Y sumando a las obligaciones contraídas la voluntaria de desbrozar su educación, comía con él en la rectoría y le enseñaba normas de cortesía, urbanidad y buena crianza y la manera de comportarse en cualquier mesa por encopetada que fuera. Entonces se acabaron las apasionantes excursiones hasta el golfo de Rosas montado en el pollino y los emocionantes recorridos por las calas de la zona nadando con sus amigos Felet y Jofre, entrando en cuevas sumergidas, imaginando aventuras y sobre todo escondiéndose en los cañizos de la ribera con el fin de observar cómo algunas mozas se quitaban el corpiño y las sayas para chapotear en la orilla entre risas y jolgorios.
Antes de la muerte de su abuelo, cuando iba a cumplir los cuatro años, le habían contado que el buen Dios se había llevado a su progenitor en una de las algaradas habidas en la guerra que el patrón de su padre mantenía con el «príncipe» de Olèrdola, cerca de Vic. Por lo visto, una azagaya le entró entre los omóplatos atravesando el almófar y segándole la vida.

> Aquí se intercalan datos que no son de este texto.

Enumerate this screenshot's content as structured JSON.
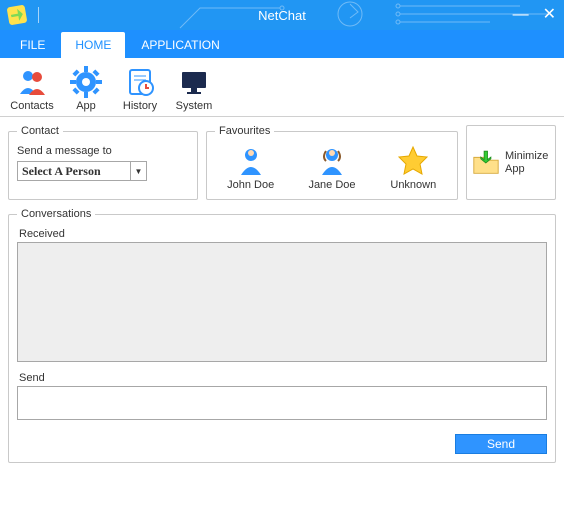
{
  "window": {
    "title": "NetChat"
  },
  "tabs": {
    "file": "FILE",
    "home": "HOME",
    "application": "APPLICATION"
  },
  "ribbon": {
    "contacts": "Contacts",
    "app": "App",
    "history": "History",
    "system": "System"
  },
  "contact": {
    "legend": "Contact",
    "hint": "Send a message to",
    "selected": "Select A Person"
  },
  "favourites": {
    "legend": "Favourites",
    "items": [
      {
        "label": "John Doe"
      },
      {
        "label": "Jane Doe"
      },
      {
        "label": "Unknown"
      }
    ]
  },
  "minimize": {
    "line1": "Minimize",
    "line2": "App"
  },
  "conversations": {
    "legend": "Conversations",
    "received_label": "Received",
    "received_text": "",
    "send_label": "Send",
    "send_text": "",
    "send_button": "Send"
  },
  "colors": {
    "accent": "#1e90ff"
  }
}
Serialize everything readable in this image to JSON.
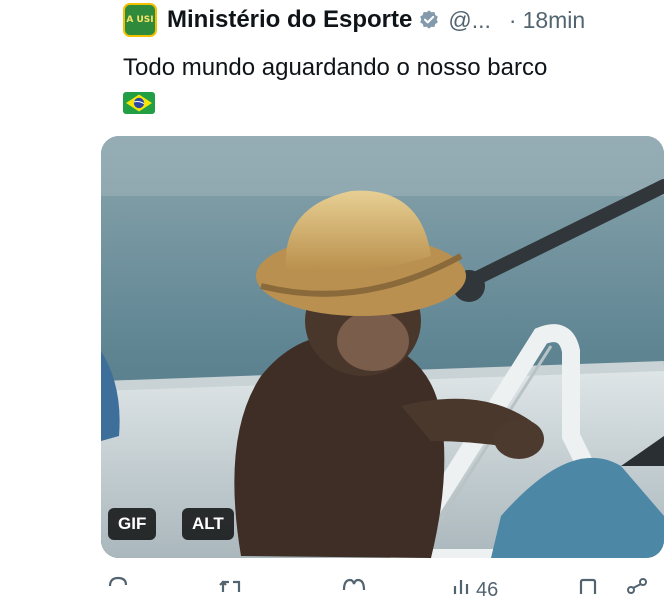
{
  "post": {
    "author_name": "Ministério do Esporte",
    "avatar_text": "A USI",
    "handle": "@...",
    "separator": "·",
    "time": "18min",
    "text": "Todo mundo aguardando o nosso barco",
    "verified": true
  },
  "media": {
    "gif_label": "GIF",
    "alt_label": "ALT"
  },
  "actions": {
    "views": "46"
  },
  "icons": {
    "verified": "verified-badge-icon",
    "flag": "brazil-flag-emoji",
    "reply": "reply-icon",
    "repost": "repost-icon",
    "like": "like-icon",
    "views": "views-icon",
    "bookmark": "bookmark-icon",
    "share": "share-icon"
  },
  "colors": {
    "text": "#0f1419",
    "secondary": "#536471",
    "avatar_green": "#2f8a3b",
    "avatar_yellow": "#f2c200",
    "verified_gray": "#829aab"
  }
}
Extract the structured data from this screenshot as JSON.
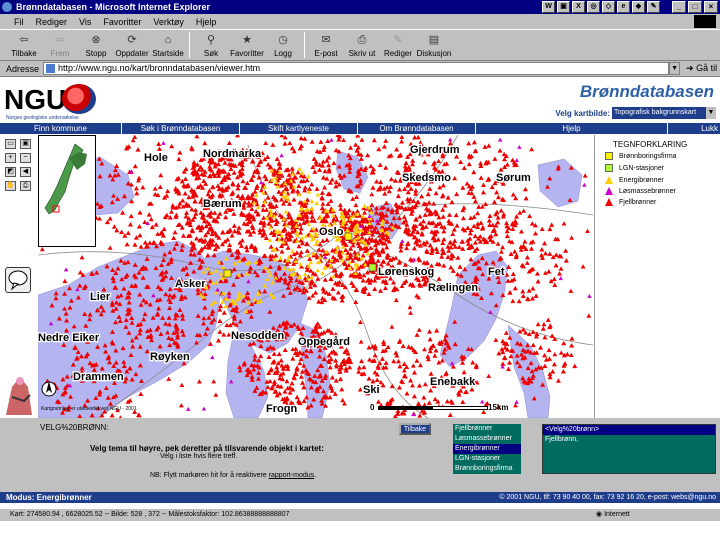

Recordaba perfectamente al mensajero que, acompañado del cura de su parroquia, trajo la mala nueva. Era al anochecer de un gélido día de noviembre; la tramontana aullaba endiablada llevándose por medio cualquier objeto que no estuviera a resguardo o bien aferrado, arrancando postigos que en algún descuido alguien hubiera dejado abiertos e incluso abatiendo grandes árboles. La techumbre de la casa crujía y se quejaba como un animal herido, cuando alguien golpeó la puerta. La lumbre estaba encendida en la chimenea, y los leños crepitaban su cálido mensaje. Junto al hogar estaban cenando los tres aparceros de la finca, y en la mesa larga, apartada a un costado y presidida por su madre, el ama Tomasa, el fiel Mateu Cafarell, que desde el día de su fracasada boda había acompañado a Emma, y él. Una algarabía de ladridos advirtió a los comensales allí reunidos que algo extraordinario ocurría en el exterior, y una voz familiar acompañó al ruido de la aldaba golpeando el portalón.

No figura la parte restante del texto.